Il rammarico dell’allenatore biancoceleste dopo il pareggio: “Creiamo tanto, concretizziamo poco”. Oroglioso dei suoi però, dal primo all’ultimo: “Sono fiero dei miei ragazzi, hanno giocato una grande partita”. Riflessioni: “Donnarumma eccezionale, dobbiamo essere più cattivi sotto porta”

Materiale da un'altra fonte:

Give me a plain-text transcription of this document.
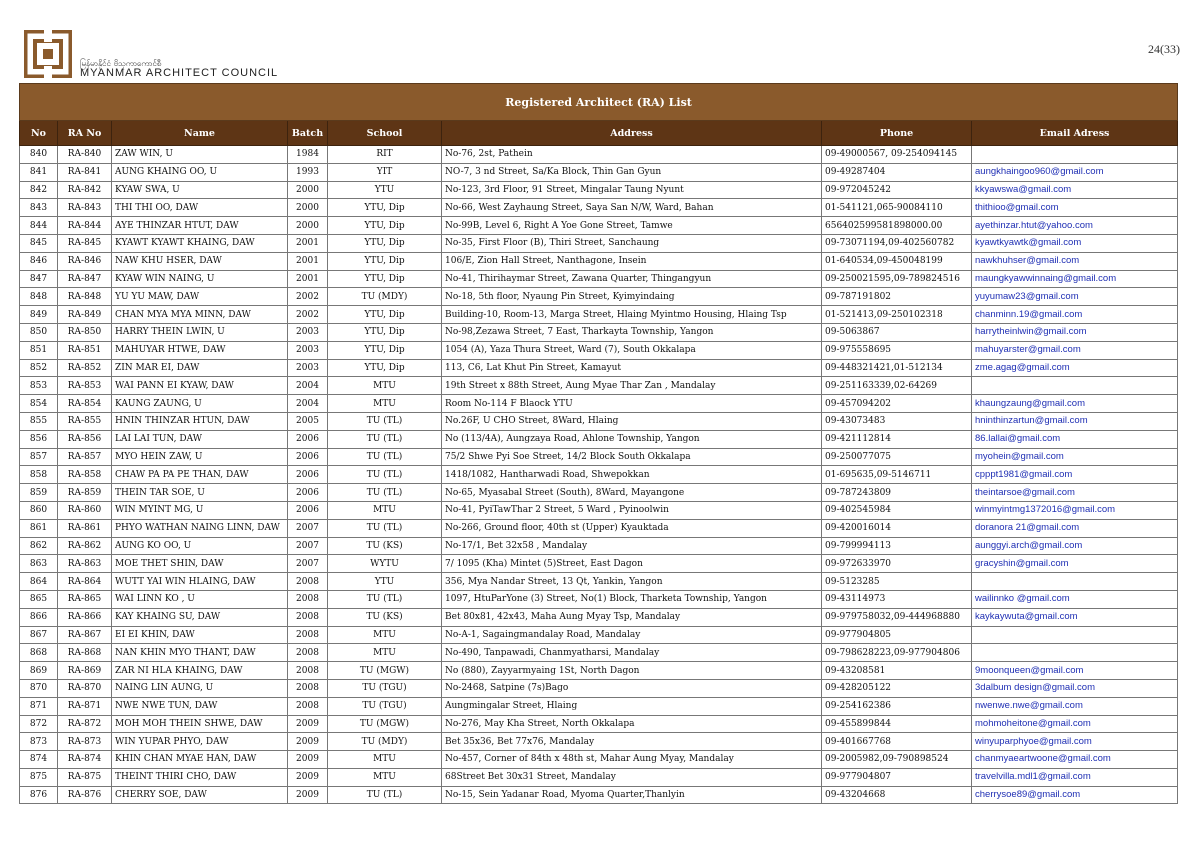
မြန်မာနိုင်ငံ ဗိသုကာကောင်စီ
MYANMAR ARCHITECT COUNCIL
24(33)
Registered Architect (RA) List							
No	RA No	Name	Batch	School	Address	Phone	Email Adress
840	RA-840	ZAW WIN, U	1984	RIT	No-76, 2st, Pathein	09-49000567, 09-254094145	
841	RA-841	AUNG KHAING OO, U	1993	YIT	NO-7, 3 nd Street, Sa/Ka Block, Thin Gan Gyun	09-49287404	aungkhaingoo960@gmail.com
842	RA-842	KYAW SWA, U	2000	YTU	No-123, 3rd Floor, 91 Street, Mingalar Taung Nyunt	09-972045242	kkyawswa@gmail.com
843	RA-843	THI THI OO, DAW	2000	YTU, Dip	No-66, West Zayhaung Street, Saya San N/W, Ward, Bahan	01-541121,065-90084110	thithioo@gmail.com
844	RA-844	AYE THINZAR HTUT, DAW	2000	YTU, Dip	No-99B, Level 6, Right A Yoe Gone Street, Tamwe	656402599581898000.00	ayethinzar.htut@yahoo.com
845	RA-845	KYAWT KYAWT KHAING, DAW	2001	YTU, Dip	No-35, First Floor (B), Thiri Street, Sanchaung	09-73071194,09-402560782	kyawtkyawtk@gmail.com
846	RA-846	NAW KHU HSER, DAW	2001	YTU, Dip	106/E, Zion Hall Street, Nanthagone, Insein	01-640534,09-450048199	nawkhuhser@gmail.com
847	RA-847	KYAW WIN NAING, U	2001	YTU, Dip	No-41, Thirihaymar Street, Zawana Quarter, Thingangyun	09-250021595,09-789824516	maungkyawwinnaing@gmail.com
848	RA-848	YU YU MAW, DAW	2002	TU (MDY)	No-18, 5th floor, Nyaung Pin Street, Kyimyindaing	09-787191802	yuyumaw23@gmail.com
849	RA-849	CHAN MYA MYA MINN, DAW	2002	YTU, Dip	Building-10, Room-13, Marga Street, Hlaing Myintmo Housing, Hlaing Tsp	01-521413,09-250102318	chanminn.19@gmail.com
850	RA-850	HARRY THEIN LWIN, U	2003	YTU, Dip	No-98,Zezawa Street, 7 East, Tharkayta Township, Yangon	09-5063867	harrytheinlwin@gmail.com
851	RA-851	MAHUYAR HTWE, DAW	2003	YTU, Dip	1054 (A), Yaza Thura Street, Ward (7), South Okkalapa	09-975558695	mahuyarster@gmail.com
852	RA-852	ZIN MAR EI, DAW	2003	YTU, Dip	113, C6, Lat Khut Pin Street, Kamayut	09-448321421,01-512134	zme.agag@gmail.com
853	RA-853	WAI PANN EI KYAW, DAW	2004	MTU	19th Street x 88th Street, Aung Myae Thar Zan , Mandalay	09-251163339,02-64269	
854	RA-854	KAUNG ZAUNG, U	2004	MTU	Room No-114 F Blaock YTU	09-457094202	khaungzaung@gmail.com
855	RA-855	HNIN THINZAR HTUN, DAW	2005	TU (TL)	No.26F, U CHO Street, 8Ward, Hlaing	09-43073483	hninthinzartun@gmail.com
856	RA-856	LAI LAI TUN, DAW	2006	TU (TL)	No (113/4A), Aungzaya Road, Ahlone Township, Yangon	09-421112814	86.lallai@gmail.com
857	RA-857	MYO HEIN ZAW, U	2006	TU (TL)	75/2 Shwe Pyi Soe Street, 14/2 Block South Okkalapa	09-250077075	myohein@gmail.com
858	RA-858	CHAW PA PA PE THAN, DAW	2006	TU (TL)	1418/1082, Hantharwadi Road, Shwepokkan	01-695635,09-5146711	cpppt1981@gmail.com
859	RA-859	THEIN TAR SOE, U	2006	TU (TL)	No-65, Myasabal Street (South), 8Ward, Mayangone	09-787243809	theintarsoe@gmail.com
860	RA-860	WIN MYINT MG, U	2006	MTU	No-41, PyiTawThar 2 Street, 5 Ward , Pyinoolwin	09-402545984	winmyintmg1372016@gmail.com
861	RA-861	PHYO WATHAN NAING LINN, DAW	2007	TU (TL)	No-266, Ground floor, 40th st (Upper) Kyauktada	09-420016014	doranora 21@gmail.com
862	RA-862	AUNG KO OO, U	2007	TU (KS)	No-17/1, Bet 32x58 , Mandalay	09-799994113	aunggyi.arch@gmail.com
863	RA-863	MOE THET SHIN, DAW	2007	WYTU	7/ 1095 (Kha) Mintet (5)Street, East Dagon	09-972633970	gracyshin@gmail.com
864	RA-864	WUTT YAI WIN HLAING, DAW	2008	YTU	356, Mya Nandar Street, 13 Qt, Yankin, Yangon	09-5123285	
865	RA-865	WAI LINN KO , U	2008	TU (TL)	1097, HtuParYone (3) Street, No(1) Block, Tharketa Township, Yangon	09-43114973	wailinnko @gmail.com
866	RA-866	KAY KHAING SU, DAW	2008	TU (KS)	Bet 80x81, 42x43, Maha Aung Myay Tsp, Mandalay	09-979758032,09-444968880	kaykaywuta@gmail.com
867	RA-867	EI EI KHIN, DAW	2008	MTU	No-A-1, Sagaingmandalay Road, Mandalay	09-977904805	
868	RA-868	NAN KHIN MYO THANT, DAW	2008	MTU	No-490, Tanpawadi, Chanmyatharsi, Mandalay	09-798628223,09-977904806	
869	RA-869	ZAR NI HLA KHAING, DAW	2008	TU (MGW)	No (880), Zayyarmyaing 1St, North Dagon	09-43208581	9moonqueen@gmail.com
870	RA-870	NAING LIN AUNG, U	2008	TU (TGU)	No-2468, Satpine (7s)Bago	09-428205122	3dalbum design@gmail.com
871	RA-871	NWE NWE TUN, DAW	2008	TU (TGU)	Aungmingalar Street, Hlaing	09-254162386	nwenwe.nwe@gmail.com
872	RA-872	MOH MOH THEIN SHWE, DAW	2009	TU (MGW)	No-276, May Kha Street, North Okkalapa	09-455899844	mohmoheitone@gmail.com
873	RA-873	WIN YUPAR PHYO, DAW	2009	TU (MDY)	Bet 35x36, Bet 77x76, Mandalay	09-401667768	winyuparphyoe@gmail.com
874	RA-874	KHIN CHAN MYAE HAN, DAW	2009	MTU	No-457, Corner of 84th x 48th st, Mahar Aung Myay, Mandalay	09-2005982,09-790898524	chanmyaeartwoone@gmail.com
875	RA-875	THEINT THIRI CHO, DAW	2009	MTU	68Street Bet 30x31 Street, Mandalay	09-977904807	travelvilla.mdl1@gmail.com
876	RA-876	CHERRY SOE, DAW	2009	TU (TL)	No-15, Sein Yadanar Road, Myoma Quarter,Thanlyin	09-43204668	cherrysoe89@gmail.com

“C’è rammarico, avremmo meritato di vincere”. Inzaghi esordisce così, chiaro e diretto. Perché la sua Lazio ha creato tanto, almeno dieci tiri in porta e altrettante occasioni. Diverse. Ma nonostante il gol di Biglia su rigore, alla fine è arrivato il pareggio del Milan: “Capolavoro di Suso – afferma Inzaghi su Sky Sport – l’avevamo limitato bene fino a quel momento, ma ha fatto una giocata da campione”. Un punticino per entrambe, la Lazio sale a 44 punti (scavalcata da Inter e Atalanta). Così Inzaghi, amareggiato ma orgoglioso: “Ho fatto i complimenti alla squadra perché hanno fatto bene. E’ un pareggio che non ci sta, ma deve insegnarci che contro squadre così bisogna essere più cattivi, i miei attaccanti hanno fatto bene e hanno lavorato nel mondo giusto, l’avevamo preparata bene, sapevamo tutto”.
Difficoltà contro le big – Dispiace, sì. Soprattutto perché contro le grandi – in campionato – la Lazio ha collezionato un solo punto, contro il Napoli al San Paolo: “Stasera avremmo strameritato, ho visto un Donnarumma eccezionale. Sempre pronto. Siamo in semifinale di Coppa Italia, abbiamo battuto l’Inter, sono fiducioso. C’è ottimismo. Veniamo da ottime prestazioni, le altre corrono e noi siamo lì, non molliamo, siamo in continua crescita. Per quello che creiamo concretizziamo poco, è vero. C’è rammarico ma ci sarà tempo, sono orgoglioso dei miei, abbiamo fatto una grande partita. Bisogna avere più cattiveria e convinzione, in un paio di occasioni non abbiamo fatto male. Eravamo in controllo del gioco, abbiamo subìto un tiro di Ocampos e poi non mi ricordo parate di Strakosha. Ma nonostante tutto c’è fiducia”.
Su Immobile e le aspettative – Continua Inzaghi: “Avremmo dovuto fare meglio, avevamo paura di qualche contatto forse”. Su Suso: “Abbiamo rallentato un po’, avevamo fatto un’ottima partita e l’avevamo annulato. Quando entrava tra le linee avevamo preparato un po’ di situazioni, vedendo le immagini vedo lo sconforto dei miei ed è così. Io sono a capo di questo gruppo e sono orgoglioso, lo ripeto. A volte capita, probabilmente è così”. Sull’occasione di Immobile, forse un po’ egoista a 10′ dalla fine: “Eravamo a pochi minuti dal termine, Ciro non era lucidissimo e avrebbe potuto fare un’altra scelta. Ma al di là di questa azione ne abbiamo avute talmente tante che è difficile contarle. Andiamo via con un pareggio che non ci sta, ci servirà da lezione”. Nel finale, anche un piccolo siparietto con Tommaso Rocchi, opinionista su Sky Sport: “Quand’è arrivato alla Lazio mi ha rubato il posto, è stato un grande compagno, un grande centravanti. Era bravo già quando giocava nell’Empoli, si è guadagnato il posto dando gioie ai nostri tifosi. Assist? Ne ho fatti pochi, uno a Tommaso!”